A large proportion of the salt in the modern diet is in processed foods, where it contributes not only to a product’s taste but also its texture, structure, shelf-life and safety.
TNO has been working on salt reduction for some time, and has already seen some success in reducing salt content in bacon and pastry products by 40 per cent.
The new project, which kicked off in last week’s Salt Awareness Week, aims to go further by reducing the salt content in composite meat products like burgers and sausages by 50 per cent.
Joost Vlankestijn, business development manager for reformulation at TNO told FoodNavigator.com: “We are going to focus on functionality – texture and shelf-life.”
His team will first investigate what the functional role of salt is in products. Once this has been established, it will look for solutions to build the functionality back in.
Vlankestijn added that they will not be looking at the taste impacts of lowering salt, as that is too easy. There are already a lot of solutions available that are geared towards fixing taste deviations, such as salt enhancers and flavourings.
The new project falls under the TNO-Ministry of Economic Affairs co-funding programme. Knowledge gained under this programme is owned by TNO, but as its partner Vaessen-Shoemaker, which has a 60 year track-record in developing functional ingredient blends, will be able to market solutions based on it on a non-exclusive basis.

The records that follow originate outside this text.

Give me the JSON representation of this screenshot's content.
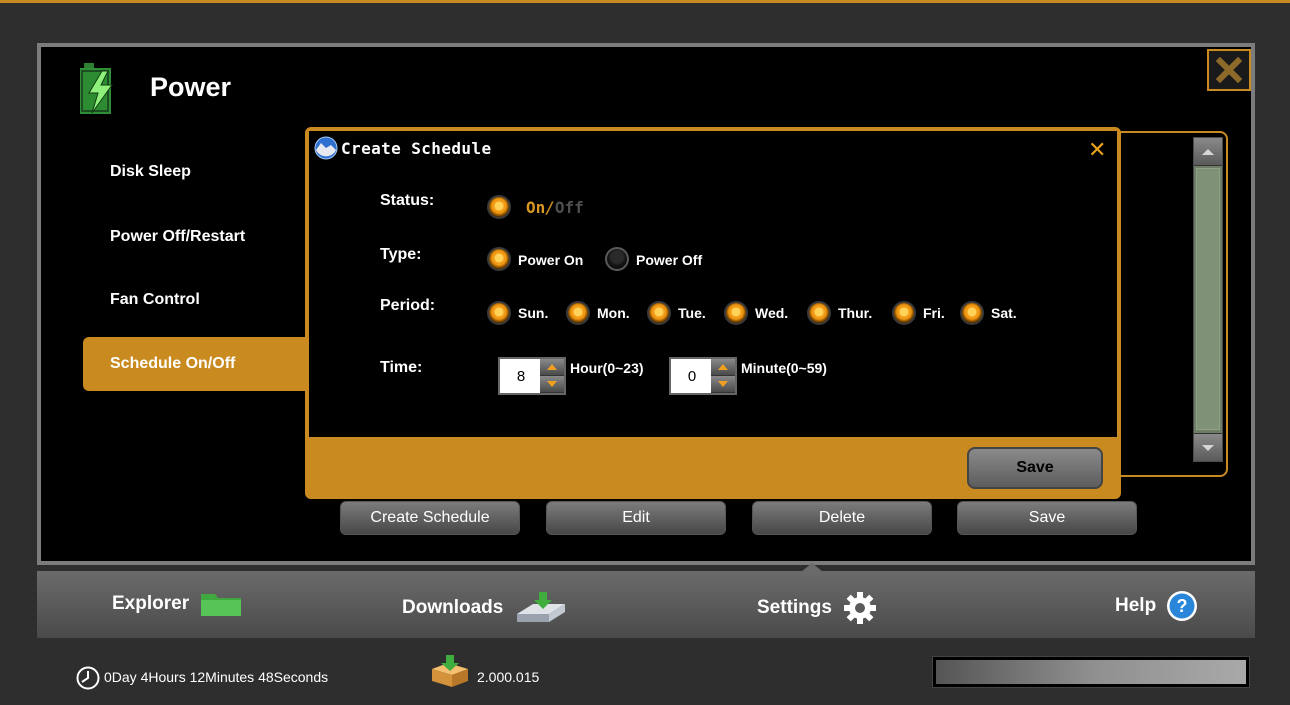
{
  "window": {
    "title": "Power"
  },
  "sidebar": {
    "items": [
      {
        "label": "Disk Sleep"
      },
      {
        "label": "Power Off/Restart"
      },
      {
        "label": "Fan Control"
      },
      {
        "label": "Schedule On/Off",
        "active": true
      }
    ]
  },
  "actions": {
    "create_schedule": "Create Schedule",
    "edit": "Edit",
    "delete": "Delete",
    "save": "Save"
  },
  "dialog": {
    "title": "Create Schedule",
    "status": {
      "label": "Status:",
      "on": "On",
      "separator": "/",
      "off": "Off",
      "selected": "On"
    },
    "type": {
      "label": "Type:",
      "options": [
        "Power On",
        "Power Off"
      ],
      "selected": "Power On"
    },
    "period": {
      "label": "Period:",
      "days": [
        "Sun.",
        "Mon.",
        "Tue.",
        "Wed.",
        "Thur.",
        "Fri.",
        "Sat."
      ]
    },
    "time": {
      "label": "Time:",
      "hour": {
        "value": "8",
        "unit": "Hour(0~23)"
      },
      "minute": {
        "value": "0",
        "unit": "Minute(0~59)"
      }
    },
    "save_label": "Save"
  },
  "nav": {
    "items": [
      {
        "label": "Explorer",
        "icon": "folder-icon"
      },
      {
        "label": "Downloads",
        "icon": "download-drive-icon"
      },
      {
        "label": "Settings",
        "icon": "gear-icon",
        "active": true
      },
      {
        "label": "Help",
        "icon": "help-icon"
      }
    ]
  },
  "status_bar": {
    "uptime": "0Day 4Hours 12Minutes 48Seconds",
    "version": "2.000.015"
  },
  "colors": {
    "accent": "#c98b1f",
    "panel": "#000000"
  }
}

Paul Veth, managing director of Vaessen-Schoemaker, said his company “wants to acquire in-depth knowledge through this cooperation to enable effective and innovative solutions to be developed for its customers”.
TNO has around 100 people in its food innovation department, and food reformulation makes up a major part of the department’s work. Vlankestijn said that around 10 people will be involved in the work on salt’s role in meat.